CA Sanjeev Singhal

Input tax credit on input, input services and capital goods is the most contentious   issue where always are lot of litigation on admissibility. This is common problem in case of lack of clarity of the provisions and rules under the existing indirect tax as well like Excise, Service Tax and VAT. With the subsuming of one tax, in GST we are hopeful that the present problem will mitigate to certain extent. Before going into detail I will like to explain on the relevant definitions of ITC which make the chapter less cumbersome and will facilitate to understand in better way.

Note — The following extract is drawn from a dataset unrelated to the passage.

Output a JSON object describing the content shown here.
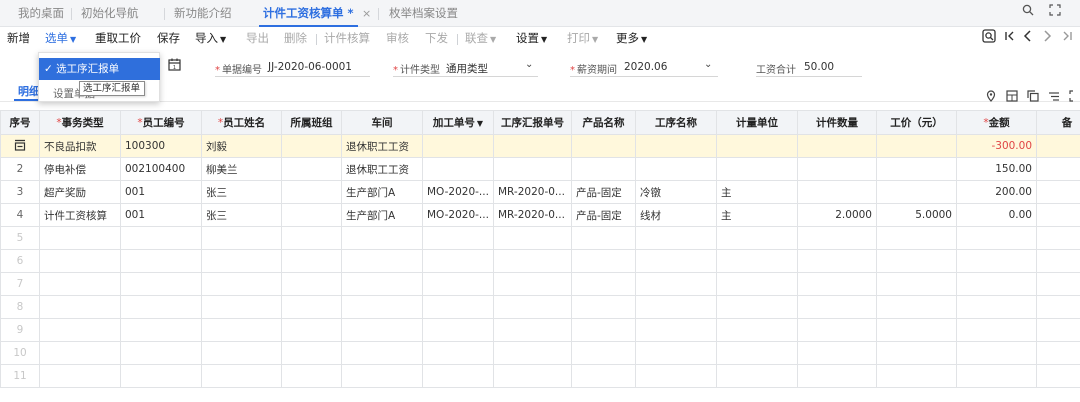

Definitions and provisions provided in GST on ITC in comparison to existing laws are more simpler and understandable. Now, We can go through all definitions related to Input tax Credit under CGST Act,2017 in detail.

Definition of Capital Goods, Input, Input Services and Input tax credit

Capital Goods  -Sec. 2(19)

“Capital good” means goods , the value of which is capitalized in the books of accounts of person claiming the credit which are used or intended to be used  in the course or furtherance of business.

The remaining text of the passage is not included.